Chapter 94,025 wordsPublic domain

Darauf findet sie keine rechte Antwort. Er sah doch an diesem Abend wirklich nicht aus, als habe er vor ganz kurzer Zeit eine schwache, heimwehkranke Stimmung gehabt!

Er hat von seinem Pferd erzählt wie von einem guten, lieben alten Freund; er hat die Wachtmeister nachgeahmt und von seinen Schießerfolgen berichtet. Dabei haben seine Augen geleuchtet, und er hat mit einem Bärenhunger gegessen.

Soll das alles nicht wahr sein? Soll das alles nur etwas Angenommenes, Aufgezwungenes sein? Und hinter der Maske steckt vielleicht doch noch ihr kleiner, zarter, zum Grübeln geneigter Junge -- ihr weicher Ernst?

Tiefer wird das Dunkel draußen; vom Kirchturm hallen dunkle, schwere Glockenschläge.

In diesem kleinen Städtchen kommt die Nacht früher als im großen Berlin. Im ganzen Hotel ist Totenstille, in allen Häusern rund um den Marktplatz sind die Lichter erloschen.

Aus ihrem Herzen will das Weh nicht heraus. Sie ist auch nicht fähig, sich zur Größe aufzuraffen. Es ist ihr, als lebe sie in der Vergangenheit, als habe sie in einem Buch von den Geschehnissen eines großen, furchtbaren Krieges gelesen.

Daß es jetzt -- in diesen Augenblicken, während dieser stillen Nacht draußen in der Welt tobt, kann sie heute nicht mehr fassen.

Der Besuch bei der Großmutter -- die aufgeregte Rückfahrt, die bange, furchtbare Nacht, die folgte, der Abschied im grauen Kasernenhof, die abziehenden Massen, die Musik, die Rede, Ernsts Karte und die Fahrt hierher, das Wiedersehen mit ihm -- all das fließt jetzt in ihrem milden Kopf zu einer einzigen, schweren, traurigen Melodie zusammen. -- --

Am nächsten Morgen kommt Ernst um die Mittagszeit zur Mutter. Er hat ohne viel Umstände drei Stunden Urlaub erhalten, trägt wieder die Extrauniform und sieht auch heute wohl und männlich aus.

Und doch, es ist etwas an ihm, was sie gestern vermißt hat. Eine ganz kleine Unsicherheit -- etwas Hilfloses -- so, als ob er gern über eine Sache sprechen möchte und könnte die Worte nicht finden. Er ist auch viel natürlicher und zärtlicher heute. Sie sitzen nebeneinander auf dem roten Samtsofa, und Ernsts Hand hat die der Mutter umspannt. Die Attila mit dem hohen Kragen zwingt ihn zu guter Haltung. Sein Kopf lehnt an ihrer Schulter.

„Es geht dir also wirklich gut, Ernst?“ fragt sie und sieht ihm in die Augen, die auszuweichen versuchen.

Er hat an diesem Morgen Unglück gehabt, ist zweimal über den Kopf seines Pferdes hinausgeflogen, und ‚Vize‘ Peters hat ihn eine volle Stunde nicht locker gelassen. Die Siegerstimmung vom gestrigen Tag ist also verflogen. Er hat geglaubt, alle Hindernisse überwunden zu haben, und ist in die Misere der ersten Tage zurückgeschleudert worden.

Das frißt an ihm -- das hat seinen so hochgewachsenen Stolz verletzt.

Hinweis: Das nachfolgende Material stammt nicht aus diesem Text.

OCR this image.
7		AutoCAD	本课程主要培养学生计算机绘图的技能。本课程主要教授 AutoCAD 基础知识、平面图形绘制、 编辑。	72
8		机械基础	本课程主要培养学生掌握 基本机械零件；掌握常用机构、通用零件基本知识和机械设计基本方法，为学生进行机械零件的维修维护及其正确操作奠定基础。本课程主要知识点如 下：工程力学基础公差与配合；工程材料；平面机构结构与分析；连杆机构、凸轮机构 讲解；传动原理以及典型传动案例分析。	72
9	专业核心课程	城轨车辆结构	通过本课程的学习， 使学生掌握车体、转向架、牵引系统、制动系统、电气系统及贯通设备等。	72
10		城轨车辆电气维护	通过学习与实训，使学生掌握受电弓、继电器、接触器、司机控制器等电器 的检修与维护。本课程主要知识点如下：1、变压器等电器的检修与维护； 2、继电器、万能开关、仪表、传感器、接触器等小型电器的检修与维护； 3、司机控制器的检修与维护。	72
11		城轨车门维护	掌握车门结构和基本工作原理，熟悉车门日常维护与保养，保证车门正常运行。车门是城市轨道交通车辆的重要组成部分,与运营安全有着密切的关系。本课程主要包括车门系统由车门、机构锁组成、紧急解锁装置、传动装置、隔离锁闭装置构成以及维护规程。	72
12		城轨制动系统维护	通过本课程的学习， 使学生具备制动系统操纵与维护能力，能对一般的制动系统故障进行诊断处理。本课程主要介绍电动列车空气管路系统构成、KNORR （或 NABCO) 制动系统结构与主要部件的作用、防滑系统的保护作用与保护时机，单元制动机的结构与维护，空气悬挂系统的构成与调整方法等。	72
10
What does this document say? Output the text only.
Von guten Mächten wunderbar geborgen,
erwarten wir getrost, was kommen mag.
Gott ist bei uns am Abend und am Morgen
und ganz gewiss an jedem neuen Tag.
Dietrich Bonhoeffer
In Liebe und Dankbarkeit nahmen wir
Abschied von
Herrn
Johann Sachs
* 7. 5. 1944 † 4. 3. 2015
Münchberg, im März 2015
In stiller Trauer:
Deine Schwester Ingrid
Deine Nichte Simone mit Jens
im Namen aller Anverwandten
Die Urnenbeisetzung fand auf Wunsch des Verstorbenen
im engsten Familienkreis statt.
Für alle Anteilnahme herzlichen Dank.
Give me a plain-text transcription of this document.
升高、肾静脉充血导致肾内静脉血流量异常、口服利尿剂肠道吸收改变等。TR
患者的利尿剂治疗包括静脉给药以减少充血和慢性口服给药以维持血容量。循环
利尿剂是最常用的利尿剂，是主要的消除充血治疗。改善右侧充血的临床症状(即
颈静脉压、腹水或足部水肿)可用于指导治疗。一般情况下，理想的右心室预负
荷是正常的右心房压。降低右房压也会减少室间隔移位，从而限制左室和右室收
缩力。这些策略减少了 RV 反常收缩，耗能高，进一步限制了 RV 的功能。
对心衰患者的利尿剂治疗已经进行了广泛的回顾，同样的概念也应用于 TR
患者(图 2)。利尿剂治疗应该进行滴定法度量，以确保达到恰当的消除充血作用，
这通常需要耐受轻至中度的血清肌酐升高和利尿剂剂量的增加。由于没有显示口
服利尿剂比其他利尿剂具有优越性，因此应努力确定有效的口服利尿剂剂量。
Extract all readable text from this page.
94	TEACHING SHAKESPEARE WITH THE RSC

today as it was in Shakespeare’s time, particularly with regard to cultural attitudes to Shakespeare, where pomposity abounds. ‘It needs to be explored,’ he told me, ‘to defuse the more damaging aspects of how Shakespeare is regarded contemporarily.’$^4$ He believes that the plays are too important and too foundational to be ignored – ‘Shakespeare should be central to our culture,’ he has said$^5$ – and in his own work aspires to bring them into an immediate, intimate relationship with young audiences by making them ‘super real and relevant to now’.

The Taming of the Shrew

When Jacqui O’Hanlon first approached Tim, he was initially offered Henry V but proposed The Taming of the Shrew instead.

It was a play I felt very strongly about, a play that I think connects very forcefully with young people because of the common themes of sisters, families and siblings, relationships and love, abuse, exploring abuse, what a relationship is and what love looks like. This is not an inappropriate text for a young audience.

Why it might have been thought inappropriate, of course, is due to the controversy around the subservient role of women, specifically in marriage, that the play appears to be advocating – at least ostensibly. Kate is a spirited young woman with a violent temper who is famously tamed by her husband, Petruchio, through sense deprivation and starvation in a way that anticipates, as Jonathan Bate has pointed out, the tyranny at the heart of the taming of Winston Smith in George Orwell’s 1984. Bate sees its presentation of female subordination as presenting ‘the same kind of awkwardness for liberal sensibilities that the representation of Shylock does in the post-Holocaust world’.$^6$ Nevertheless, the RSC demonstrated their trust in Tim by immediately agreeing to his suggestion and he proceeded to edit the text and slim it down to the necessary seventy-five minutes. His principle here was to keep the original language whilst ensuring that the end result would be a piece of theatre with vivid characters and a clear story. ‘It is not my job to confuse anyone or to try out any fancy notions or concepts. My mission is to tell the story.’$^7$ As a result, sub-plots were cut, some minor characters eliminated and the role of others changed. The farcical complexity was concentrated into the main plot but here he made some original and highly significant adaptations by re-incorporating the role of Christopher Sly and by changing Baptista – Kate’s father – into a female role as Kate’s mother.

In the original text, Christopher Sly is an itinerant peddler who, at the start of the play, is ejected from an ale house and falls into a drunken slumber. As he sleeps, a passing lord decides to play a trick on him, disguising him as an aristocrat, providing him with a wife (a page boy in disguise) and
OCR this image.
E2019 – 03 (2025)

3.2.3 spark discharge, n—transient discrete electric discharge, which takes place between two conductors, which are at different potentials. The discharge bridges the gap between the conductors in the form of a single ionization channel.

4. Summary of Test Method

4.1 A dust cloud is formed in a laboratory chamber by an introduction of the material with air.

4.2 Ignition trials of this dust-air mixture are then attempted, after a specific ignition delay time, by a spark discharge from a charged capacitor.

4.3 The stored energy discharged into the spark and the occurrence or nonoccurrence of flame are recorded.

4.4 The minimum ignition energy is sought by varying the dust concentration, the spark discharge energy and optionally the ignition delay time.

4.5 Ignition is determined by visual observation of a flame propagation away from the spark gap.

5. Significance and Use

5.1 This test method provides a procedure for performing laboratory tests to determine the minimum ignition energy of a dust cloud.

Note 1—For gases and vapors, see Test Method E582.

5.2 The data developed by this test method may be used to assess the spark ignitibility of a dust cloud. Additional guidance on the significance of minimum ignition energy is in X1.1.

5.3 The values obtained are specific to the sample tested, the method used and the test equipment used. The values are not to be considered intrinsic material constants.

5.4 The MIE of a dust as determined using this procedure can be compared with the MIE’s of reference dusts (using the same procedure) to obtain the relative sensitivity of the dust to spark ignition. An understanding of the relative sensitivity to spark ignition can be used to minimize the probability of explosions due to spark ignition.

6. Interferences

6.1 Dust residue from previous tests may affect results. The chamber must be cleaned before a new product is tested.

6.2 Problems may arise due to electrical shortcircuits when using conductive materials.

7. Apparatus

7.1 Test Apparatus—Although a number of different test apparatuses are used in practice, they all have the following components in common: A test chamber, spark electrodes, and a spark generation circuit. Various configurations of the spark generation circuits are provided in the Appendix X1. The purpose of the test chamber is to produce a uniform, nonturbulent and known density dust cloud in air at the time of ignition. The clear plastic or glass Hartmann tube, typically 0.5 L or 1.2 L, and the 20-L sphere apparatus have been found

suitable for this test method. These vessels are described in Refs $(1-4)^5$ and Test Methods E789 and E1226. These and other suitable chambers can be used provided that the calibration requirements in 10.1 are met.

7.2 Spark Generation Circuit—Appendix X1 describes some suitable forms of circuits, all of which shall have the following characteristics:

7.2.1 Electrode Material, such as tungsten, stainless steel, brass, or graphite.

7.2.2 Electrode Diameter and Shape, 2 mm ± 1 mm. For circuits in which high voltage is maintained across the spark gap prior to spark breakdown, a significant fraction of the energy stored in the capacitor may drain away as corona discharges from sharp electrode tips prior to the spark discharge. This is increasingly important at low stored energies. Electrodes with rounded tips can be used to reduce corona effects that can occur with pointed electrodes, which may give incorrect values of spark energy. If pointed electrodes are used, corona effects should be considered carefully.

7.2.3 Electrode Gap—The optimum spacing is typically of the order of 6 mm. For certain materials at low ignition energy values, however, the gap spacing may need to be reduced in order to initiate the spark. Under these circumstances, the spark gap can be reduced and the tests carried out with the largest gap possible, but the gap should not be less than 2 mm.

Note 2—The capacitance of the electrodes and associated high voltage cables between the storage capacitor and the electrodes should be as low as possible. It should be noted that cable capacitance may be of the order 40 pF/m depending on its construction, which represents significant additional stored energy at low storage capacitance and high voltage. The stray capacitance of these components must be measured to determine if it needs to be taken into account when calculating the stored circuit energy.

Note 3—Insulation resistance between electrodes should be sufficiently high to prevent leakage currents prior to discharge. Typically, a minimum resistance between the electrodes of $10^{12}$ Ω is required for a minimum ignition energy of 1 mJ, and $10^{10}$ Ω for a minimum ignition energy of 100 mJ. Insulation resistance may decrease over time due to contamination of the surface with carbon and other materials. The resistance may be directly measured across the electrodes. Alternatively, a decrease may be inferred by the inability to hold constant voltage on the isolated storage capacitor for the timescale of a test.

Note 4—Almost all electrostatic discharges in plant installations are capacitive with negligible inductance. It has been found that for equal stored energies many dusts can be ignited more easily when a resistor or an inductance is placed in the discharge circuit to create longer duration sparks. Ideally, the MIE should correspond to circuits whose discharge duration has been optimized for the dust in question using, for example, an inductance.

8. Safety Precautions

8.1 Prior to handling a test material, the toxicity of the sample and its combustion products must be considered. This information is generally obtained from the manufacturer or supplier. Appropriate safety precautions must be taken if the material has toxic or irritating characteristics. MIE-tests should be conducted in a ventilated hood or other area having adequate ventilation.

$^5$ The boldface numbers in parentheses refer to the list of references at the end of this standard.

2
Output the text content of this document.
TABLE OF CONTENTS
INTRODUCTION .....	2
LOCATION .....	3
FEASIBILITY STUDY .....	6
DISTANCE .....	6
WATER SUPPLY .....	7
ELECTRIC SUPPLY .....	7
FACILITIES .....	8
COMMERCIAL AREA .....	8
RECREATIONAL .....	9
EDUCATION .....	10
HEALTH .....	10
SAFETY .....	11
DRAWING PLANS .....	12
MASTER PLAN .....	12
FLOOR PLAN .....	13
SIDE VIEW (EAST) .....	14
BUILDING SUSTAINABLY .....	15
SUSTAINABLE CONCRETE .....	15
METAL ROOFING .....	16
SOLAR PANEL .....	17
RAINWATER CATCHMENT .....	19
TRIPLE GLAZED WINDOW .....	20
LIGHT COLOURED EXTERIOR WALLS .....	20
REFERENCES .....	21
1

„Ja, es gefällt mir gut!“ sagt er zur Mutter. „Es ist natürlich eine furchtbare Schinderei; aber sonst ist es wirklich schön!“

Aber wie er so neben der Mutter sitzt -- ganz allein mit ihr -- und wie sie ihm mit der Hand übers glatt geschorene Haar fährt und ihn auf die Stirn küßt, wird ihm weh zumute. Es ist so rauh und laut da draußen in der Kaserne. Man ist gar kein Mensch für sich -- man ist eine Nummer. Alles Gute muß man sich für Geld erkaufen. Schmiert man die alten Leute, so sind sie hilfreich und freundlich. Gibt man ihnen nichts, so fangen sie an, zu schikanieren. Man hat auch gar keine Zeit zum Denken oder Lesen; man verdummt ordentlich. Nicht einmal die Kriegsberichte erfährt man -- höchstens, wenn ein großer Sieg ist.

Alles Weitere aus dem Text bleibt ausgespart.